Here's another great excerpt from the 2nd part of the essay:
Now the standard cure for one who is sunk is to consider those in actual destitution or physical suffering -- this is an all-weather beatitude for gloom in general and fairly salutary daytime advice for everyone. But at three o’clock in the morning, a forgotten package has the same tragic importance as a death sentence, and the cure doesn’t work -- and in a real dark night of the soul it is always three o’clock in the morning, day after day. At that hour the tendency is to refuse to face things as long as possible by retiring into an infantile dream -- but one is continually startled out of this by various contacts with the world. One meets these occasions as quickly and carelessly as possible and retires once more back into the dream, hoping that things will adjust themselves by some great material or spiritual bonanza. But as the withdrawal persists there is less and less chance of the bonanza -- one is not waiting for the fade-out of a single sorrow, but rather being an unwilling witness of an execution, the disintegration of one’s own personality…

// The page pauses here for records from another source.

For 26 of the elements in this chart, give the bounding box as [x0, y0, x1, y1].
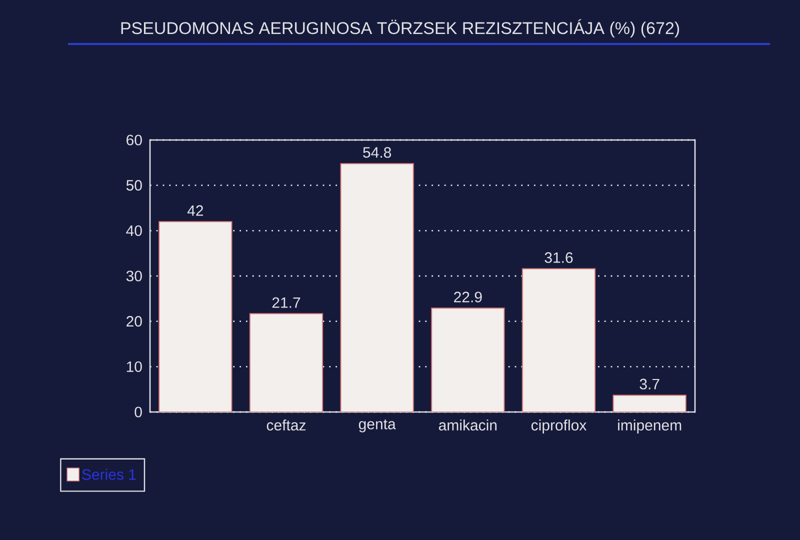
y-tick-label: 60: [126, 134, 142, 146]
x-tick-label: ceftaz: [266, 420, 306, 431]
x-tick-label: amikacin: [438, 420, 497, 431]
y-tick-label: 50: [126, 180, 142, 191]
data-label: 22.9: [454, 292, 482, 302]
bar: [522, 268, 596, 412]
data-label: 42: [187, 205, 204, 216]
bar: [612, 394, 686, 412]
x-tick-label: ciproflox: [531, 420, 587, 434]
y-tick-label: 20: [126, 316, 142, 327]
legend-label: Series 1: [82, 468, 136, 480]
data-label: 21.7: [272, 297, 300, 308]
bar: [159, 222, 232, 412]
chart-title: PSEUDOMONAS AERUGINOSA TÖRZSEK REZISZTENCIÁJA (%) (672): [121, 19, 680, 38]
data-label: 31.6: [544, 252, 573, 263]
x-tick-label: genta: [358, 420, 396, 432]
y-tick-label: 40: [126, 225, 142, 236]
bar: [340, 164, 414, 412]
y-tick-label: 30: [126, 270, 142, 282]
bar: [250, 314, 323, 412]
x-tick-label: imipenem: [618, 420, 682, 434]
y-tick-label: 10: [126, 361, 142, 372]
data-label: 3.7: [640, 378, 660, 390]
data-label: 54.8: [363, 147, 392, 158]
y-tick-label: 0: [134, 406, 142, 418]
bar: [432, 308, 504, 412]
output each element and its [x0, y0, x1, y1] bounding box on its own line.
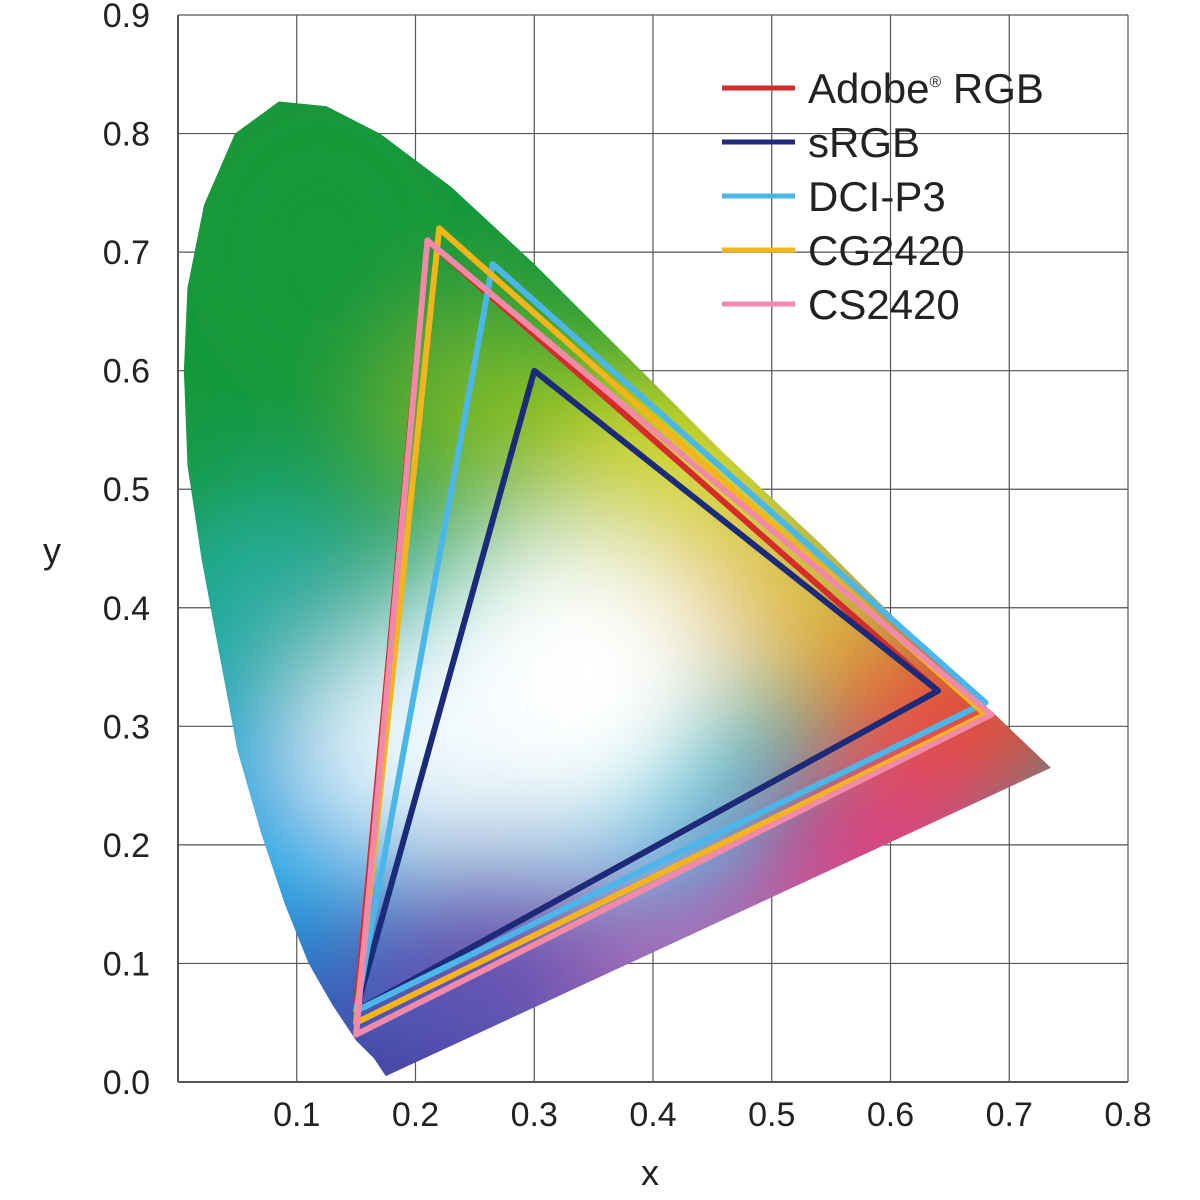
x-tick-label: 0.3	[511, 1096, 558, 1134]
y-tick-label: 0.4	[103, 590, 150, 628]
x-tick-label: 0.7	[986, 1096, 1033, 1134]
y-tick-label: 0.8	[103, 116, 150, 154]
gamut-triangle-cs2420	[353, 237, 995, 1038]
legend-label-rest: RGB	[941, 65, 1044, 112]
y-tick-label: 0.6	[103, 353, 150, 391]
y-tick-label: 0.5	[103, 471, 150, 509]
x-tick-label: 0.2	[392, 1096, 439, 1134]
legend-label: DCI-P3	[808, 173, 946, 220]
legend-label: CG2420	[808, 227, 964, 274]
legend-label: sRGB	[808, 119, 920, 166]
color-blob	[736, 758, 997, 979]
y-tick-label: 0.3	[103, 708, 150, 746]
y-axis-label: y	[43, 530, 61, 571]
x-tick-label: 0.4	[629, 1096, 676, 1134]
y-tick-label: 0.2	[103, 827, 150, 865]
axis-ticks: 0.1 0.2 0.3 0.4 0.5 0.6 0.7 0.8 0.0 0.1 0.2 0.3 0.4 0…	[103, 0, 1152, 1134]
x-tick-label: 0.5	[748, 1096, 795, 1134]
color-blob	[295, 640, 536, 861]
legend-label-main: Adobe	[808, 65, 929, 112]
gamut-triangles	[353, 225, 995, 1038]
x-tick-label: 0.8	[1104, 1096, 1151, 1134]
gamut-triangle-srgb	[353, 367, 941, 1014]
x-tick-label: 0.1	[273, 1096, 320, 1134]
y-tick-label: 0.0	[103, 1064, 150, 1102]
legend-label-sup: ®	[929, 74, 941, 91]
gamut-triangle-cg2420	[353, 225, 989, 1026]
gamut-triangle-dci-p3	[353, 261, 989, 1014]
y-tick-label: 0.1	[103, 945, 150, 983]
legend: Adobe® RGB sRGB DCI-P3 CG2420 CS2420	[722, 65, 1044, 328]
x-tick-label: 0.6	[867, 1096, 914, 1134]
legend-label: CS2420	[808, 281, 960, 328]
x-axis-label: x	[641, 1152, 659, 1193]
y-tick-label: 0.7	[103, 234, 150, 272]
y-tick-label: 0.9	[103, 0, 150, 35]
legend-label: Adobe® RGB	[808, 65, 1044, 112]
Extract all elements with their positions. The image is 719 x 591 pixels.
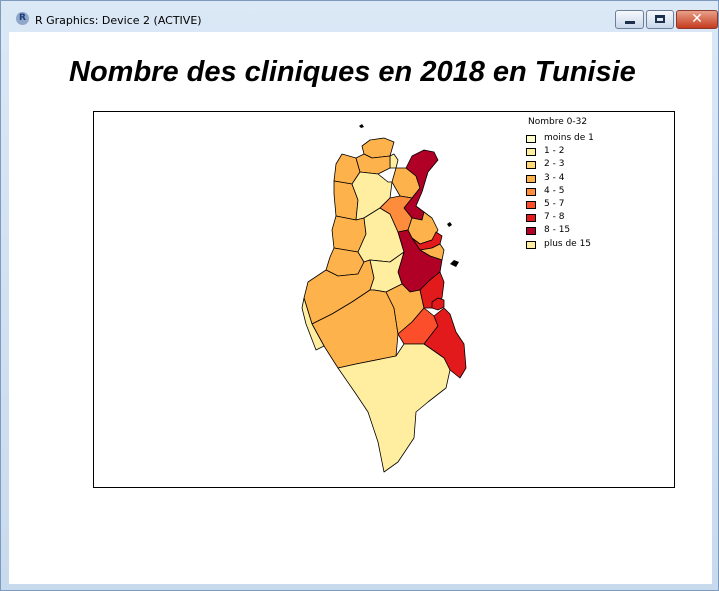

Unless madness or drugs or drink come into it, this phase comes to a dead end, eventually, and is succeeded by a vacuous quiet. In this you can try to estimate what has been sheared away and what is left.
And this quotable quote:
Trouble has no necessary connection with discouragement -- discouragement has a germ of its own, as different from trouble as arthritis is different from a stiff joint.
In the third and final part, he writes:
This was at least a starting place out of the morass in which I floundered: “I felt -- therefore I was.” At one time or another there had been many people who had leaned on me, come to me in difficulties or written me from afar, believed implicitly in my advice and my attitude toward life. The dullest platitude monger or the most unscrupulous Rasputin who can influence the destinies of many people must have some individuality, so the question became one of finding why and where I had changed, where was the leak through which, unknown to myself, my enthusiasm and my vitality had been steadily and prematurely trickling away.
....


-- I only wanted absolute quiet to think out why I had developed a sad attitude towards sadness, a melancholy attitude toward melancholy, and a tragic attitude toward tragedy -- why I had become identified with the objects of my horror or compassion.
Does this seem a fine distraction? It isn’t: identification such as this spells the death of accomplishment. It is something like this that keeps sane people from working.
And later:
This led me to the idea that the ones who had survived had made some sort of clean break. .......  A clean break is something you cannot come back from; that is irretrievable because it makes the past cease to exist. So, since I could no longer fulfill the obligations that life had set for me or that I had set for myself, why not slay the empty shell who had been posturing at it for four years? I must continue to be a writer because that was my only way of life, but I would cease any attempts to be a person -- to be kind, just, or generous. There were plenty of counterfeit coins around that would pass instead of these and I knew where I could get them at a nickel on the dollar. In thirty-nine years an observant eye has learned to detect where the milk is watered and the sugar is sanded, the rhinestone passed for diamond and the stucco for stone. There was to be no more giving of myself -- all giving was to be outlawed henceforth under a new name, and that name was Waste.

The decision made me rather exuberant, like anything that is both real and new.
And so we prod on.... looking for that which will set us free - hoping that we have the audacity to make that 'clean break' and move on to what is "both real and new".